Cientistas dizem que reabrir comércio no Rio Grande do Norte foi “equívoco”

Pesquisadores se dizem, ainda, preocupados com interiorização do coronavírus — Foto: José Aldenir/Agora RN

Por Agora RN — O Comitê Científico do Consórcio Nordeste criticou o relaxamento do isolamento social no Rio Grande do Norte. Um documento publicado nesta sexta-feira (3) pelos cientistas avalia como “equívoco” a autorização para retomada das atividades econômicas no Estado.

Os pesquisadores recomendam a adoção de “lockdown”, ou seja, um isolamento mais rígido, em todo o Estado, bem como o fechamento intermitente das divisas com o Ceará e a Paraíba.

No boletim, os cientistas ressaltam os resultados positivos da imposição de “lockdown” em cidades como São Luís (MA), Recife (PE) e Fortaleza (CE).

Mas afirmam que, apesar de ter ocorrido uma redução temporária nas taxas de ocupação hospitalar, as capitais poderão se deparar com uma avalanche de casos graves de Covid-19 vindos do interior, produzindo nova sobrecarga no sistema de saúde.

“De qualquer maneira, com um crescimento de casos da ordem de 71% em 14 dias, taxa de ocupação de leitos de UTI no máximo (100%) ou próximo disso, este comitê não consegue entender quais critérios epidemiológicos e clínicos têm sido usados pelo comitê científico local, apoiado pelo governo estadual, bem como a Prefeitura do Natal, para justificar uma reabertura, mesmo que gradual, de lojas e outras atividades econômicas na capital do Estado”, traz o boletim, que é presidido pelo médico e neurocientista Miguel Nicolelis.

Segundo o Comitê Científico do Nordeste, o afrouxamento do isolamento social não pode ser feito em locais com fator de reprodução (Rt) acima de 1 e que tenham taxa de ocupação de leitos acima de 80% (enfermaria ou de UTI). Atualmente, o Rio Grande do Norte tem a taxa de reprodução de 1,34.

Ou seja, 100 pessoas infectadas podem transmitir o novo coronavírus para 134 pessoas.

“O afrouxamento só pode ser cientificamente justificado por um Rt sensivelmente abaixo de 1, com curvas de casos e óbitos apresentando quedas consistentes e de grande monta por mais de 14 dias, e com uma taxa de ocupação de leitos ao redor de 70%”, reforça o comitê científico.

Os cientistas também se mostram preocupados com a interiorização dos casos de Covid-19 no Rio Grande do Norte. As maiores taxas de reprodução da doença estão concentradas em cidades da Região Metropolitana (Parnamirim, Macaíba e São Gonçalo do Amarante), da Região Oeste (Mossoró e Apodi) e da Região do Seridó (Caicó).

A análise feita pelo colegiado no dia 29 de junho comprova que a pandemia de coronavírus atingiu todas as regiões do Estado. As cinco cidades identificadas como tendo o maior crescimento de casos estão distribuídas por todo o território estadual: Extremoz (Grande Natal), Guamaré (Litoral Norte), Mossoró (Oeste), Jucurutu (Seridó) e Tibau do Sul (Litoral Sul).

O grupo liderado por Miguel Nicolelis também critica o Governo do Estado por não disponibilizar um representante para o Comitê. Em maio, o coordenador de Inovação Tecnológica em Saúde (Lais) da UFRN, cientista Ricardo Valentim, anunciou o seu afastamento grupo nordestino.

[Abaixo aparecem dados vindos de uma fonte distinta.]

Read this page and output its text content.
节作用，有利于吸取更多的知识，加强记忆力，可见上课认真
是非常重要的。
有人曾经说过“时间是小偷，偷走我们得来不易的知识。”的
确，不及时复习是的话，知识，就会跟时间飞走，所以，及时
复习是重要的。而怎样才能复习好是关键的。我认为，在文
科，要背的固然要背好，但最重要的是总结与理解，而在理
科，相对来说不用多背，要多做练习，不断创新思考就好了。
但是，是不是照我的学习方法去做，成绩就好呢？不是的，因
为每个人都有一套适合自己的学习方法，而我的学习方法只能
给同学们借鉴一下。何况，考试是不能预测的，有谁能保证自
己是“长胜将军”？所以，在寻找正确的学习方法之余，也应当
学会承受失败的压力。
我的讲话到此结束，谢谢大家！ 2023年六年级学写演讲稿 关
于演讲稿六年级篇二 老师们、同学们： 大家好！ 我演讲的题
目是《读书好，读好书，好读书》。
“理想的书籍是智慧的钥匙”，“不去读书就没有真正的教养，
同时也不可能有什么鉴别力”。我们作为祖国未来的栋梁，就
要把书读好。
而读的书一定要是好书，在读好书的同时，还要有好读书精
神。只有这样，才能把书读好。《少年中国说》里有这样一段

“Infelizmente, a contínua ausência de um representante oficial do Rio Grande do Norte no nosso comitê eliminou a comunicação direta com o governo do estado potiguar, algo que lamentamos profundamente”, aponta o organismo.

Sem comunicação, o Comitê Nordeste diz não ter acesso a qualquer informação sobre a realização de inquéritos soroepidemiológicos no estado.

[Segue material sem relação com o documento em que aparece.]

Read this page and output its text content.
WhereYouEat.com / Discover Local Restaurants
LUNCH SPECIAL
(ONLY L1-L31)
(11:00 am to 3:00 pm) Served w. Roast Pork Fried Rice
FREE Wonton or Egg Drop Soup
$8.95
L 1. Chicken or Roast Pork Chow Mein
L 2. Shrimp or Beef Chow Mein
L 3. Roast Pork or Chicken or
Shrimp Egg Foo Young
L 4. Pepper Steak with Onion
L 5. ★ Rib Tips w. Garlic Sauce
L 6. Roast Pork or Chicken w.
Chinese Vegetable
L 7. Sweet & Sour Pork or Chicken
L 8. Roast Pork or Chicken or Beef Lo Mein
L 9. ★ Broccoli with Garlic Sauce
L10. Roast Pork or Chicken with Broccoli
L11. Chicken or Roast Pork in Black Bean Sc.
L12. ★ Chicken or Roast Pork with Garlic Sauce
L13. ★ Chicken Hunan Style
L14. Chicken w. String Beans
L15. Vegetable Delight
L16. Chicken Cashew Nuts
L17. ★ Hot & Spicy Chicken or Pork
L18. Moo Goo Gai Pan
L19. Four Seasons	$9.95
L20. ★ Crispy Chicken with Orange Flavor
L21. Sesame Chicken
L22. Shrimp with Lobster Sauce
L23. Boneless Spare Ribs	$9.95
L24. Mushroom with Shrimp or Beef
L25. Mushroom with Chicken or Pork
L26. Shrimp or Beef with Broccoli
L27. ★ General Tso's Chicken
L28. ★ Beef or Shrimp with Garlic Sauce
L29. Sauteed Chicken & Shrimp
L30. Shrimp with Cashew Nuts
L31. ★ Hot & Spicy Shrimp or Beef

O boletim técnico recomenda a “completa reversão do plano de relaxamento (ou flexibilização)” oferecido pelo comitê local do governo do Rio Grande do Norte e da Prefeitura do Natal. Segundo os cientistas, com ocupação máxima de leitos de UTI em Natal e Mossoró, não é concebível que qualquer tipo de afrouxamento do isolamento seja iniciado.

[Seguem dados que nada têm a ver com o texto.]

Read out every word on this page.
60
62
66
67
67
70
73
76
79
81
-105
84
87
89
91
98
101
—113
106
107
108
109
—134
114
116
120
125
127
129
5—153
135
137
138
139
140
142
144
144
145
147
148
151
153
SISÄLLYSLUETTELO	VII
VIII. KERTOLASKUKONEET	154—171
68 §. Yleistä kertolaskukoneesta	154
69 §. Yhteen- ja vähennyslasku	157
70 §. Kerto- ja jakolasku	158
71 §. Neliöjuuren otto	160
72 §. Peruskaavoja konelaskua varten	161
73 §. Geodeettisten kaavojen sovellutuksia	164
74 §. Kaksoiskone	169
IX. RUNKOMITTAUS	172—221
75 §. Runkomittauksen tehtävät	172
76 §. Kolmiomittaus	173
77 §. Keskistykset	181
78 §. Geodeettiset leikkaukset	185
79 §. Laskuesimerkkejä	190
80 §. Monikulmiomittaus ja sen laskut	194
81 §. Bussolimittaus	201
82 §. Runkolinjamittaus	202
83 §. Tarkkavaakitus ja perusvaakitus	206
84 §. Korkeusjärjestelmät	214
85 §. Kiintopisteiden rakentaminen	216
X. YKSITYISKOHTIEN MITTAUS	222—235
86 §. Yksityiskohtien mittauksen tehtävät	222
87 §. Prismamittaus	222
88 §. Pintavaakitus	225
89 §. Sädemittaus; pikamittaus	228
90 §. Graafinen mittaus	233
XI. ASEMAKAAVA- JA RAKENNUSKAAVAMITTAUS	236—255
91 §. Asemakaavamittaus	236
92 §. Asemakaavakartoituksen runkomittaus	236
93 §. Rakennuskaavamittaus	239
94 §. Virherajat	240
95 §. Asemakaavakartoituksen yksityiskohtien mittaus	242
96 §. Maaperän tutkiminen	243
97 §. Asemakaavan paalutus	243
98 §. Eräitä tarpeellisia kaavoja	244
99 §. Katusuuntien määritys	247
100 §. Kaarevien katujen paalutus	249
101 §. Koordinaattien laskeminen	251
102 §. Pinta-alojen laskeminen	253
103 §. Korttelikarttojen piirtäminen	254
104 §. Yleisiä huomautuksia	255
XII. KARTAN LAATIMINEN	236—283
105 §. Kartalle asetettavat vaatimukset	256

Além disso, o comitê recomenda que se estabeleça um programa estadual de testagem, para realização de múltiplos inquéritos soroepidemiológicos.

O documento também sugere que o governo estadual e a Prefeitura do Natal adotem barreiras sanitárias ao longo das entradas da cidade, principalmente a partir da rodovia BR-101, nos trechos Sul (acesso João Pessoa) e Norte (acesso para Litoral Norte).

“Este Comitê continua vendo com extrema preocupação qualquer iniciativa de relaxamento social (…) que não se baseie nos critérios estabelecidos pela OMS”, afirma o estudo.